In this file photo, oil rig workers are shown at a site south of Fort McMurray, Alberta. Activity in the oil sector is expected to pick up again this year, with oil companies ramping up spending, but not to the levels seen at the start of the previous decade. (Reuters)

True Canadian Energy, a Nisku, Alberta-based company that manufactures equipment and provides services to industry, has seen its business grow as prices have climbed.

Co-owner Ryan Williams said he’s not necessarily hoping for another boom, but he’d like the kind of steady growth that keeps investments strong, people employed and businesses afloat.

“Oil prices have been held above $60 for some time, so this is all leading to more activity and more services, so we continue to look for areas where we can expand as well,” he said. -he declares.

Uncertainty remains

Predicting the future of energy markets is a difficult task at the best of times, and even more so during the pandemic.

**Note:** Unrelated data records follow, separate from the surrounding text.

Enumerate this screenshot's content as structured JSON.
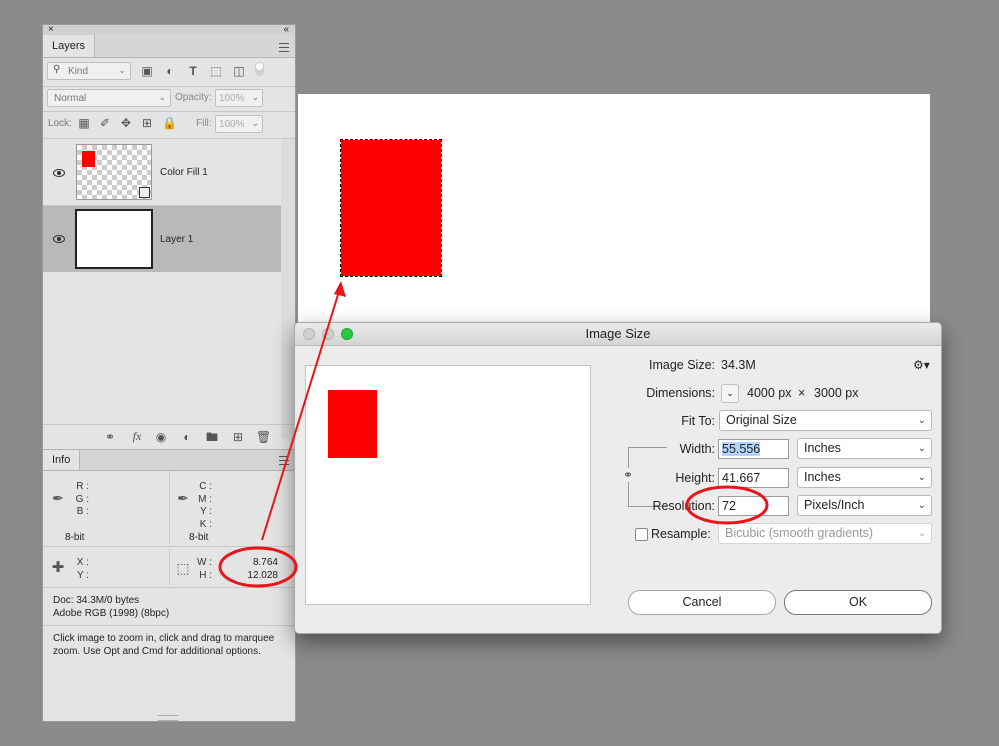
{
  "layers_panel": {
    "close_glyph": "×",
    "collapse_glyph": "«",
    "tab": "Layers",
    "filter_kind": "Kind",
    "blend_mode": "Normal",
    "opacity_label": "Opacity:",
    "opacity_value": "100%",
    "lock_label": "Lock:",
    "fill_label": "Fill:",
    "fill_value": "100%",
    "layers": [
      {
        "name": "Color Fill 1"
      },
      {
        "name": "Layer 1"
      }
    ],
    "footer_icons": [
      "link-icon",
      "fx-icon",
      "mask-icon",
      "adjustment-icon",
      "folder-icon",
      "new-layer-icon",
      "trash-icon"
    ]
  },
  "info_panel": {
    "tab": "Info",
    "rgb_labels": [
      "R :",
      "G :",
      "B :"
    ],
    "cmyk_labels": [
      "C :",
      "M :",
      "Y :",
      "K :"
    ],
    "bit_left": "8-bit",
    "bit_right": "8-bit",
    "xy_labels": [
      "X :",
      "Y :"
    ],
    "wh_labels": [
      "W :",
      "H :"
    ],
    "width_value": "8.764",
    "height_value": "12.028",
    "doc_line": "Doc: 34.3M/0 bytes",
    "profile_line": "Adobe RGB (1998) (8bpc)",
    "hint_text": "Click image to zoom in, click and drag to marquee zoom.  Use Opt and Cmd for additional options."
  },
  "dialog": {
    "title": "Image Size",
    "image_size_label": "Image Size:",
    "image_size_value": "34.3M",
    "dimensions_label": "Dimensions:",
    "dimensions_w": "4000 px",
    "dimensions_x": "×",
    "dimensions_h": "3000 px",
    "fit_to_label": "Fit To:",
    "fit_to_value": "Original Size",
    "width_label": "Width:",
    "width_value": "55.556",
    "width_unit": "Inches",
    "height_label": "Height:",
    "height_value": "41.667",
    "height_unit": "Inches",
    "resolution_label": "Resolution:",
    "resolution_value": "72",
    "resolution_unit": "Pixels/Inch",
    "resample_label": "Resample:",
    "resample_value": "Bicubic (smooth gradients)",
    "cancel": "Cancel",
    "ok": "OK"
  },
  "colors": {
    "fill_red": "#ff0000",
    "annotation_red": "#e8151b",
    "selection_blue": "#b3d4fc"
  }
}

Oil prices briefly dipped a few weeks ago when the Omicron variant first appeared and its impact was largely unknown, underscoring continued market volatility.

Suncor’s oil sands development at Fort Hills is shown. Suncor Energy is one of several companies to raise capital spending and oil production forecasts for 2022. (Kyle Bakx/TBEN)

For Tamarack Valley Energy’s Schmidt, he feels pretty good about the current state of the oilfield. His company introduces a dividend for shareholders, pays down debt and actively makes acquisitions.

Still, he doesn’t know what the future holds for him beyond this year, given the pressures the sector faces. The fossil fuel industry is under increasing scrutiny globally – by regulators, the public and banks – as countries attempt to tackle climate change by switching to low-emission energy sources of carbon.

It’s scary, he says, because you don’t know what’s around the corner.

“I could walk down the street and I could probably have a dozen different opinions on this,” he said. “It’s exciting and terrifying at the same time.”